In their new article, Litigation Discovery and Corporate Governance: The Missing Story About the ‘Genius of American Corporate Law,’ Érica Gorga and Michael Halberstam argue that the U.S.’s unique, liberal discovery standards in private civil litigation have had an important role in shaping the content of corporate law.
They make a number of interesting claims in the paper, including that civil discovery provides detailed data for courts and regulators to use when creating legal standards, and that the omnipresent threat of civil discovery forces corporate managers to run their companies with more care: they must engage in extensive internal monitoring and recordkeeping in order to protect themselves should a dispute arise. Additionally, the internal process of having attorneys and other experts review documents in anticipation of litigation – even if the documents are never turned over to the plaintiffs – generates information that assists managers, in their monitoring roles, and assists gatekeepers – attorneys, experts, etc – in understanding both the specific firm targeted and the industry in general. Gorga and Halberstam also argue that the standards for adequacy of corporate internal investigations – which themselves play a growing role in corporate governance – are informed by the standards set by civil discovery in litigation. Finally, the authors argue US Style corporate governance and securities laws cannot be easily exported to legal systems that do not have civil discovery, because civil discovery is a necessary part of the US’s ex post enforcement mechanism.
I found the paper very interesting, and I agree that discovery is critical to a regime that depends on private ex post litigation to enforce legal rules. That said, I think the authors do not give sufficient weight to the argument that corporate managers – aware of civil discovery – are incentivized to keep records to the bare minimum necessary to establish that they met their obligations. Board meeting minutes, for example, are often extremely sparse, describing the basic agenda and topics covered, but giving no sense of the color and tenor of the discussion.
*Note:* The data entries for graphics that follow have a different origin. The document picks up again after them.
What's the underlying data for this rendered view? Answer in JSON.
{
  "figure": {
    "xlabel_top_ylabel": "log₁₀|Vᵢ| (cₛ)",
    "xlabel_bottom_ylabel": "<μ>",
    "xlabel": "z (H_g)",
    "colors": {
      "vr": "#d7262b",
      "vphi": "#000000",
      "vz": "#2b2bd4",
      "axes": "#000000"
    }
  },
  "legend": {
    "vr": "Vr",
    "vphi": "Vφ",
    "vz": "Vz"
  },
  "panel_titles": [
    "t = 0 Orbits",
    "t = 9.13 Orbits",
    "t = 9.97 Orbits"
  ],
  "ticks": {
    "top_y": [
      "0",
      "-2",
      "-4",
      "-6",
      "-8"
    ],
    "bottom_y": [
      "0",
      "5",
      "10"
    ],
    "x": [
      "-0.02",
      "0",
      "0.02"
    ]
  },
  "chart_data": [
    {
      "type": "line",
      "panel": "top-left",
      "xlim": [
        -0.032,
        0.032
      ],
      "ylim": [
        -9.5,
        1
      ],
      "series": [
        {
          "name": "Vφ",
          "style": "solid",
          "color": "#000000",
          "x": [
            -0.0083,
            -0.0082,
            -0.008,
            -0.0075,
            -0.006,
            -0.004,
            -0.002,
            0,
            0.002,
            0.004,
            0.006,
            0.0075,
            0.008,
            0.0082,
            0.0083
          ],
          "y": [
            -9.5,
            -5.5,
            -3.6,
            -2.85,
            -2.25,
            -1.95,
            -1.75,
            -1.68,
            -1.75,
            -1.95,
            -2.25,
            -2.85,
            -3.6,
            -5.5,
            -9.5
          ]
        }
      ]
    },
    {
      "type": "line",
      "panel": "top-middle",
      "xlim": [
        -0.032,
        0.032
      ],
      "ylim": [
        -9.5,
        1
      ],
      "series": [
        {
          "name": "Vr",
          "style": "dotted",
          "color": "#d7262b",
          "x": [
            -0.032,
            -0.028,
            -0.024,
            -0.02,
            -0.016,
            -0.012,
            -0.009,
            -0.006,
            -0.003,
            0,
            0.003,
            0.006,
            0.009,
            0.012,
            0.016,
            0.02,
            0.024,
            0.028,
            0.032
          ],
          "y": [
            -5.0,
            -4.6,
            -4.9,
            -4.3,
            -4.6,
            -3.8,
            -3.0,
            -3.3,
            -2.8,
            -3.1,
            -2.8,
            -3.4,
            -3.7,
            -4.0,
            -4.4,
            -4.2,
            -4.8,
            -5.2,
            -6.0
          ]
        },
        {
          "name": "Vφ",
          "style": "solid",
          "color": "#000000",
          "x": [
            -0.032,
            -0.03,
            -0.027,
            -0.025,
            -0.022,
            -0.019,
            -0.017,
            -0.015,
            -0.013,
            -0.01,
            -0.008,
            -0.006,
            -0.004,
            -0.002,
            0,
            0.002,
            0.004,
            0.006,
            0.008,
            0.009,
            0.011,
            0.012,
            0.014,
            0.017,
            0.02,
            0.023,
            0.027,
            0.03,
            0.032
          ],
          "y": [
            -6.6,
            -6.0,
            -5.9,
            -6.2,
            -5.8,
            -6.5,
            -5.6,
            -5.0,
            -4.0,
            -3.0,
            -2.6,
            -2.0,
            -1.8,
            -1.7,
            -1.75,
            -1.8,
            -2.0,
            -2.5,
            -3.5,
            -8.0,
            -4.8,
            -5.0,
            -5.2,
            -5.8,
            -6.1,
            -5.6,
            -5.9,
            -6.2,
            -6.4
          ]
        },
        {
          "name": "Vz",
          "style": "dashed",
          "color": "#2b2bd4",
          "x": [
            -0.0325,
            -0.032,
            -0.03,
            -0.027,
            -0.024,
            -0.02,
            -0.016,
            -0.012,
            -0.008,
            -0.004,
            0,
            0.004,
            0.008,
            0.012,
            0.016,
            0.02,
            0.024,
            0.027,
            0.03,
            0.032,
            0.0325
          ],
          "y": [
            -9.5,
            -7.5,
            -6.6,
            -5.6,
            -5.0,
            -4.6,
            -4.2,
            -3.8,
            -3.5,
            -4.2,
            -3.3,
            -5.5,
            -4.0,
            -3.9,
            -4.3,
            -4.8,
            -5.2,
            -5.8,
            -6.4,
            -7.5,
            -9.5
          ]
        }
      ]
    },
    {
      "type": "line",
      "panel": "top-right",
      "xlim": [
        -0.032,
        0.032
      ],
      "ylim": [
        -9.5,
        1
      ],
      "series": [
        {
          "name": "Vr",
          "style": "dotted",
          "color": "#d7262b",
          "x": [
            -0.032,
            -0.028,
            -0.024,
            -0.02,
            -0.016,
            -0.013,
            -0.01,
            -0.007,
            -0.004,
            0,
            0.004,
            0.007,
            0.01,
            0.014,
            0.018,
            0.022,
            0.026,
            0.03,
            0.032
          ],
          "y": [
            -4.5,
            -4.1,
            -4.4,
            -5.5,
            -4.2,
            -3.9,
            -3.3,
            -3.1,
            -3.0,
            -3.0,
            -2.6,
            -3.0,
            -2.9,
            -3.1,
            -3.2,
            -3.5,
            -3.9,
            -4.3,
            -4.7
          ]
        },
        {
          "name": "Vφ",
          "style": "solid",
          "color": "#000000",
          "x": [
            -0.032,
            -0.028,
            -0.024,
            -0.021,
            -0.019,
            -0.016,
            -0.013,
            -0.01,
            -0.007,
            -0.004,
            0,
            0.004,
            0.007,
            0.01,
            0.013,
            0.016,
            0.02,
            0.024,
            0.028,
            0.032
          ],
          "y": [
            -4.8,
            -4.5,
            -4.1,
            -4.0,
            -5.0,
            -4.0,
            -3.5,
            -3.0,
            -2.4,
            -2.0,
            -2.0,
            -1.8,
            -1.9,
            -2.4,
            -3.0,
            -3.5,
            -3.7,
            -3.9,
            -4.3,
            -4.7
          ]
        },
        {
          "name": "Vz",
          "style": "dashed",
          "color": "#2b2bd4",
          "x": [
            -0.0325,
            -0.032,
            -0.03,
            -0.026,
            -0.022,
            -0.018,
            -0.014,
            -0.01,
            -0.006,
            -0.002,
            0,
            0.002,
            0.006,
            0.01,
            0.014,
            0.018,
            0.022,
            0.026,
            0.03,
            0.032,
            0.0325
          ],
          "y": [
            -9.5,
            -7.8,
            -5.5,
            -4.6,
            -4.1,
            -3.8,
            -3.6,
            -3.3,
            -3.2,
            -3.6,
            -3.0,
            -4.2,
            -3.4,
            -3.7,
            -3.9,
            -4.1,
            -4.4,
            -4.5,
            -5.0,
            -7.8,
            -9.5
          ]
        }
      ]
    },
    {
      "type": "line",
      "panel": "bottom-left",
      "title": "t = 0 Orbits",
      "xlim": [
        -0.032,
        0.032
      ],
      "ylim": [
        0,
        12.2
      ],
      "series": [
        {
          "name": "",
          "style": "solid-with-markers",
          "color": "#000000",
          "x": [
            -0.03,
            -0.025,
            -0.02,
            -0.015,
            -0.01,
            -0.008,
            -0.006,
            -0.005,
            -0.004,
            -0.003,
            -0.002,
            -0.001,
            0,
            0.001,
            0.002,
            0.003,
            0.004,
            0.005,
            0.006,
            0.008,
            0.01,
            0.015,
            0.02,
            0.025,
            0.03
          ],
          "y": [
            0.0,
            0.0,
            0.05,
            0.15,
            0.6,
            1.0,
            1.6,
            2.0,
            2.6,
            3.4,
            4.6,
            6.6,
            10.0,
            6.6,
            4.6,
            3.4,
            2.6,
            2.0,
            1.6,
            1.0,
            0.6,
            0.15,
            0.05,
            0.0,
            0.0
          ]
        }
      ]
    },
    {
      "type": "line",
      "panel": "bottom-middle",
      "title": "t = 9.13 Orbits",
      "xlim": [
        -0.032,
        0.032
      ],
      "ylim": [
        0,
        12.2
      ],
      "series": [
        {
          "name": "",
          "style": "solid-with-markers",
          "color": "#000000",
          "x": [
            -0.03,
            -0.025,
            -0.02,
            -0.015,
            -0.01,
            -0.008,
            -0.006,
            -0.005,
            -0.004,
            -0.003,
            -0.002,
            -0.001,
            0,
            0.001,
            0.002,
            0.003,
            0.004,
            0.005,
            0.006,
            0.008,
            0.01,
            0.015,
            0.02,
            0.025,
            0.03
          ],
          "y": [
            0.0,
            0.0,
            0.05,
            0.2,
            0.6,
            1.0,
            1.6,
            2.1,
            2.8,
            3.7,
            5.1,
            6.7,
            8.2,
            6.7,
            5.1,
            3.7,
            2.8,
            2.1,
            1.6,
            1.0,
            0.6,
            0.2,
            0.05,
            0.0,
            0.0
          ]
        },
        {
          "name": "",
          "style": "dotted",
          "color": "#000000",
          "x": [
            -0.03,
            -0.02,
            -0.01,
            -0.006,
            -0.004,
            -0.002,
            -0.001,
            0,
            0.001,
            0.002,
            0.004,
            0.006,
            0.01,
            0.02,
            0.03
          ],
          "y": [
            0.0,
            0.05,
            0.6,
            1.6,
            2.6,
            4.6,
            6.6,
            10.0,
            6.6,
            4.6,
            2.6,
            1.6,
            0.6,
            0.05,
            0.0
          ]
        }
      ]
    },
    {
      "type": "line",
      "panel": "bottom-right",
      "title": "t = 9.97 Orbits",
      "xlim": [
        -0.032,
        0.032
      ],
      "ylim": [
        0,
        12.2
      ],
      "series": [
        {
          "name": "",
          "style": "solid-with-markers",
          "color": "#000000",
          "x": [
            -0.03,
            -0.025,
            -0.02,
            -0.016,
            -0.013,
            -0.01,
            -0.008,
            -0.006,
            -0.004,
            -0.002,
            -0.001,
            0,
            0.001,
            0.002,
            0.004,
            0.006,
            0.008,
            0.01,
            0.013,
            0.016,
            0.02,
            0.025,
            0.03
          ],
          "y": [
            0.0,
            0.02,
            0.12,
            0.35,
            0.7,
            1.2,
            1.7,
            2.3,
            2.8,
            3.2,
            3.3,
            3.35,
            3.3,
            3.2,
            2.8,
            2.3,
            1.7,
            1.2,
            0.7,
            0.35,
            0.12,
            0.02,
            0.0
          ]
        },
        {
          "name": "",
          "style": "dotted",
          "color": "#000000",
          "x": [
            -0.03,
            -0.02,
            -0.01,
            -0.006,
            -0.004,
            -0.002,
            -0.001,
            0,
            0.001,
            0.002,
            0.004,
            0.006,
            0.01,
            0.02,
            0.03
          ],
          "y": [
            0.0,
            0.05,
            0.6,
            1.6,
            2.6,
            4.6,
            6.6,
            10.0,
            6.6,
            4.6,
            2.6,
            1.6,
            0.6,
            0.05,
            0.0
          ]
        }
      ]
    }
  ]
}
High level corporate officers have been known to refuse to use email at all for fear of generating incriminating electronic trails. There are limits to managers’ ability to protect themselves this way – modern business often requires electronic communication, and god knows every litigator has, at one point or another, dug up the incriminating email trail that finishes with someone saying “DELETE THIS.” But the point remains that the possibility of discovery can be just as much of an incentive for managers to create misleadingly exculpatory paper trails as to engage in careful monitoring.